2.2- La sexualité, l’adolescence et le VIH/sida : une dynamique fonctionnelle

2.2.1- Comportement sexuel : différence entre l’Homme et l’animal

La sexualité humaine est faite de comportements, avec leurs dimensions intérieures et extérieures, qui se déroulent à différents niveaux d’intégration : la reproduction, les émotions et la communication, les représentations et les processus sociaux. Chez l’Homme comme chez l’animal, le fondement biologique du comportement de reproduction est présent. L’être humain développe l’accouplement pour se reproduire, tout comme l’animal développe le coït pour la reproduction. Cependant, chez l’animal, l’ensemble de ce comportement est déterminé par la mécanique génétique et biologique. Lever les tabous, c’est tout d’abord reconnaître que chez l’être humain d’autres dimensions sont présentes : la sexualité comprend la mise en œuvre de comportements d’accouplement, pour la reproduction, mais davantage pour le plaisir sexuel. Ce qui fait la différence, ce sont les dimensions émotionnelles, relationnelles et cognitives, ainsi que la distanciation par rapport à la reproduction.

La dimension émotionnelle se marque tant dans le développement psychologique de l’être humain que dans les pathologies liées à la sexualité. Le développement psychologique nous montre en effet que, dès le stade oral, une relation de plaisir auto-érotique et immédiat se déroule chez l’enfant à l’égard de sa mère. Le stade anal, ou d’acquisition de la propreté, marque à la fois le plaisir égocentrique, le plaisir différé et le plaisir altruiste.
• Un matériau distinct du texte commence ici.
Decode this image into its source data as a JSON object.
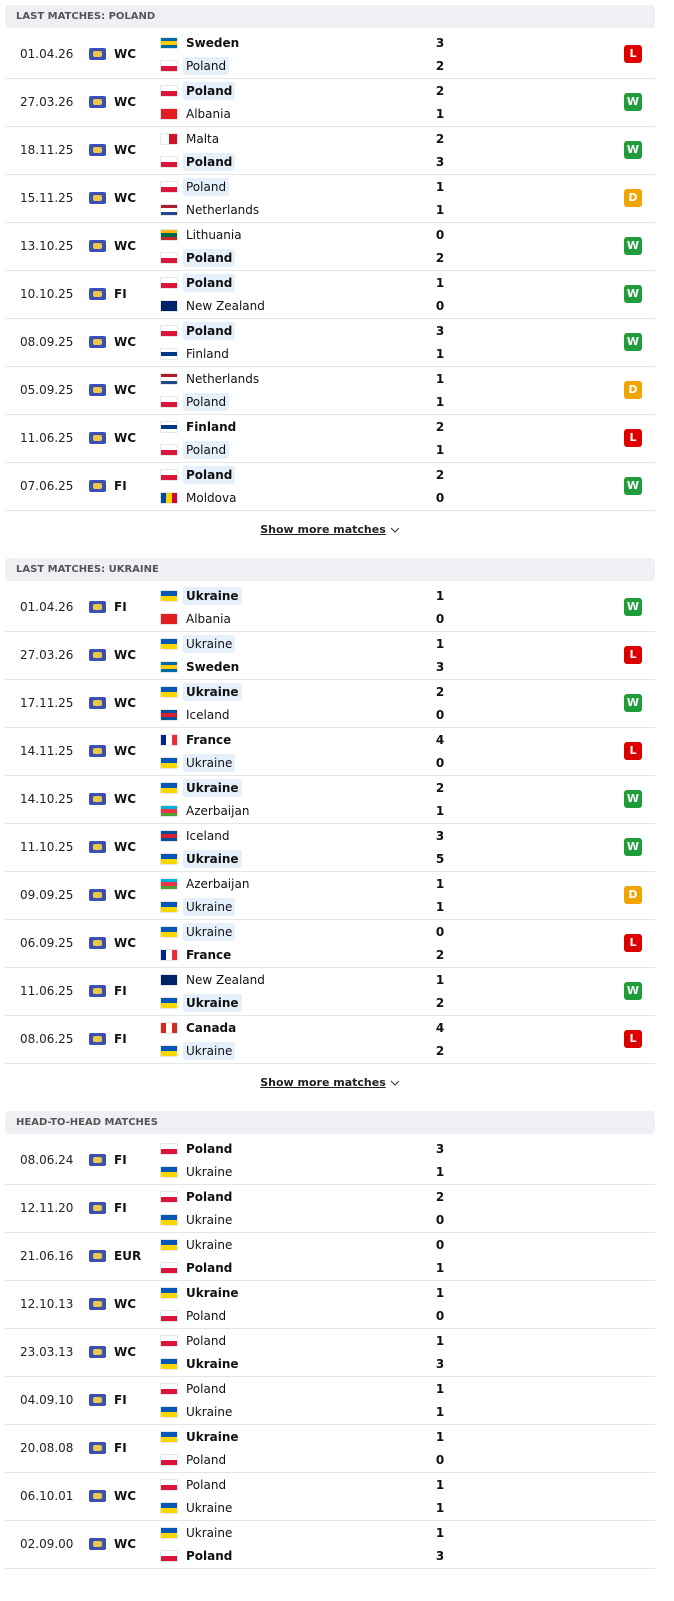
{
  "result_colors": {
    "W": "#1f9d3b",
    "L": "#dc0000",
    "D": "#f0a400"
  },
  "flags": {
    "Poland": {
      "h": [
        "#ffffff",
        "#dc143c"
      ]
    },
    "Sweden": {
      "h": [
        "#006aa7",
        "#fecc00",
        "#006aa7"
      ]
    },
    "Albania": {
      "h": [
        "#e41e20"
      ]
    },
    "Malta": {
      "v": [
        "#ffffff",
        "#cf142b"
      ]
    },
    "Netherlands": {
      "h": [
        "#ae1c28",
        "#ffffff",
        "#21468b"
      ]
    },
    "Lithuania": {
      "h": [
        "#fdb913",
        "#006a44",
        "#c1272d"
      ]
    },
    "New Zealand": {
      "h": [
        "#012169"
      ]
    },
    "Finland": {
      "h": [
        "#ffffff",
        "#003580",
        "#ffffff"
      ]
    },
    "Moldova": {
      "v": [
        "#0046ae",
        "#ffd200",
        "#cc092f"
      ]
    },
    "Ukraine": {
      "h": [
        "#0057b7",
        "#ffd700"
      ]
    },
    "Iceland": {
      "h": [
        "#02529c",
        "#dc1e35",
        "#02529c"
      ]
    },
    "France": {
      "v": [
        "#002395",
        "#ffffff",
        "#ed2939"
      ]
    },
    "Azerbaijan": {
      "h": [
        "#00b5e2",
        "#ef3340",
        "#509e2f"
      ]
    },
    "Canada": {
      "v": [
        "#d52b1e",
        "#ffffff",
        "#d52b1e"
      ]
    }
  },
  "sections": [
    {
      "title": "LAST MATCHES: POLAND",
      "show_more": "Show more matches",
      "matches": [
        {
          "date": "01.04.26",
          "comp": "WC",
          "home": "Sweden",
          "home_score": 3,
          "away": "Poland",
          "away_score": 2,
          "result": "L"
        },
        {
          "date": "27.03.26",
          "comp": "WC",
          "home": "Poland",
          "home_score": 2,
          "away": "Albania",
          "away_score": 1,
          "result": "W"
        },
        {
          "date": "18.11.25",
          "comp": "WC",
          "home": "Malta",
          "home_score": 2,
          "away": "Poland",
          "away_score": 3,
          "result": "W"
        },
        {
          "date": "15.11.25",
          "comp": "WC",
          "home": "Poland",
          "home_score": 1,
          "away": "Netherlands",
          "away_score": 1,
          "result": "D"
        },
        {
          "date": "13.10.25",
          "comp": "WC",
          "home": "Lithuania",
          "home_score": 0,
          "away": "Poland",
          "away_score": 2,
          "result": "W"
        },
        {
          "date": "10.10.25",
          "comp": "FI",
          "home": "Poland",
          "home_score": 1,
          "away": "New Zealand",
          "away_score": 0,
          "result": "W"
        },
        {
          "date": "08.09.25",
          "comp": "WC",
          "home": "Poland",
          "home_score": 3,
          "away": "Finland",
          "away_score": 1,
          "result": "W"
        },
        {
          "date": "05.09.25",
          "comp": "WC",
          "home": "Netherlands",
          "home_score": 1,
          "away": "Poland",
          "away_score": 1,
          "result": "D"
        },
        {
          "date": "11.06.25",
          "comp": "WC",
          "home": "Finland",
          "home_score": 2,
          "away": "Poland",
          "away_score": 1,
          "result": "L"
        },
        {
          "date": "07.06.25",
          "comp": "FI",
          "home": "Poland",
          "home_score": 2,
          "away": "Moldova",
          "away_score": 0,
          "result": "W"
        }
      ]
    },
    {
      "title": "LAST MATCHES: UKRAINE",
      "show_more": "Show more matches",
      "matches": [
        {
          "date": "01.04.26",
          "comp": "FI",
          "home": "Ukraine",
          "home_score": 1,
          "away": "Albania",
          "away_score": 0,
          "result": "W"
        },
        {
          "date": "27.03.26",
          "comp": "WC",
          "home": "Ukraine",
          "home_score": 1,
          "away": "Sweden",
          "away_score": 3,
          "result": "L"
        },
        {
          "date": "17.11.25",
          "comp": "WC",
          "home": "Ukraine",
          "home_score": 2,
          "away": "Iceland",
          "away_score": 0,
          "result": "W"
        },
        {
          "date": "14.11.25",
          "comp": "WC",
          "home": "France",
          "home_score": 4,
          "away": "Ukraine",
          "away_score": 0,
          "result": "L"
        },
        {
          "date": "14.10.25",
          "comp": "WC",
          "home": "Ukraine",
          "home_score": 2,
          "away": "Azerbaijan",
          "away_score": 1,
          "result": "W"
        },
        {
          "date": "11.10.25",
          "comp": "WC",
          "home": "Iceland",
          "home_score": 3,
          "away": "Ukraine",
          "away_score": 5,
          "result": "W"
        },
        {
          "date": "09.09.25",
          "comp": "WC",
          "home": "Azerbaijan",
          "home_score": 1,
          "away": "Ukraine",
          "away_score": 1,
          "result": "D"
        },
        {
          "date": "06.09.25",
          "comp": "WC",
          "home": "Ukraine",
          "home_score": 0,
          "away": "France",
          "away_score": 2,
          "result": "L"
        },
        {
          "date": "11.06.25",
          "comp": "FI",
          "home": "New Zealand",
          "home_score": 1,
          "away": "Ukraine",
          "away_score": 2,
          "result": "W"
        },
        {
          "date": "08.06.25",
          "comp": "FI",
          "home": "Canada",
          "home_score": 4,
          "away": "Ukraine",
          "away_score": 2,
          "result": "L"
        }
      ]
    },
    {
      "title": "HEAD-TO-HEAD MATCHES",
      "matches": [
        {
          "date": "08.06.24",
          "comp": "FI",
          "home": "Poland",
          "home_score": 3,
          "away": "Ukraine",
          "away_score": 1
        },
        {
          "date": "12.11.20",
          "comp": "FI",
          "home": "Poland",
          "home_score": 2,
          "away": "Ukraine",
          "away_score": 0
        },
        {
          "date": "21.06.16",
          "comp": "EUR",
          "home": "Ukraine",
          "home_score": 0,
          "away": "Poland",
          "away_score": 1
        },
        {
          "date": "12.10.13",
          "comp": "WC",
          "home": "Ukraine",
          "home_score": 1,
          "away": "Poland",
          "away_score": 0
        },
        {
          "date": "23.03.13",
          "comp": "WC",
          "home": "Poland",
          "home_score": 1,
          "away": "Ukraine",
          "away_score": 3
        },
        {
          "date": "04.09.10",
          "comp": "FI",
          "home": "Poland",
          "home_score": 1,
          "away": "Ukraine",
          "away_score": 1
        },
        {
          "date": "20.08.08",
          "comp": "FI",
          "home": "Ukraine",
          "home_score": 1,
          "away": "Poland",
          "away_score": 0
        },
        {
          "date": "06.10.01",
          "comp": "WC",
          "home": "Poland",
          "home_score": 1,
          "away": "Ukraine",
          "away_score": 1
        },
        {
          "date": "02.09.00",
          "comp": "WC",
          "home": "Ukraine",
          "home_score": 1,
          "away": "Poland",
          "away_score": 3
        }
      ]
    }
  ]
}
L’oedipe fait passer l’être humain de l’égocentrisme à la prise de conscience de l’identité sexuelle, à l’interdit de l’inceste et à la recherche d’un plaisir relationnel qui tient compte de la différence de l’autre.

L’adolescence prolonge cette recherche d’identité et le développement de relations, à la fois égocentrique, et altruiste, où la différence de l’autre est reconnue et où l’identité de chacun est prise en compte (Mercier, 2004). Ces évolutions marquent les dimensions émotionnelles et relationnelles de la sexualité humaine : dimensions qui dépassent largement la mécanique reproductive. La dimension cognitive vient compléter cette sortie du mécanisme biologique et l’être humain est tenu de prendre des positions réflexives, avant tout d’ordre éthique, dans le champ de sa sexualité. L’éducation affective et sexuelle et la réflexion éthique nous montrent à l’évidence cette nécessité de gestion cognitive de la sexualité chez l’être humain, étant donné que celui-ci échappe au déterminisme de la reproduction.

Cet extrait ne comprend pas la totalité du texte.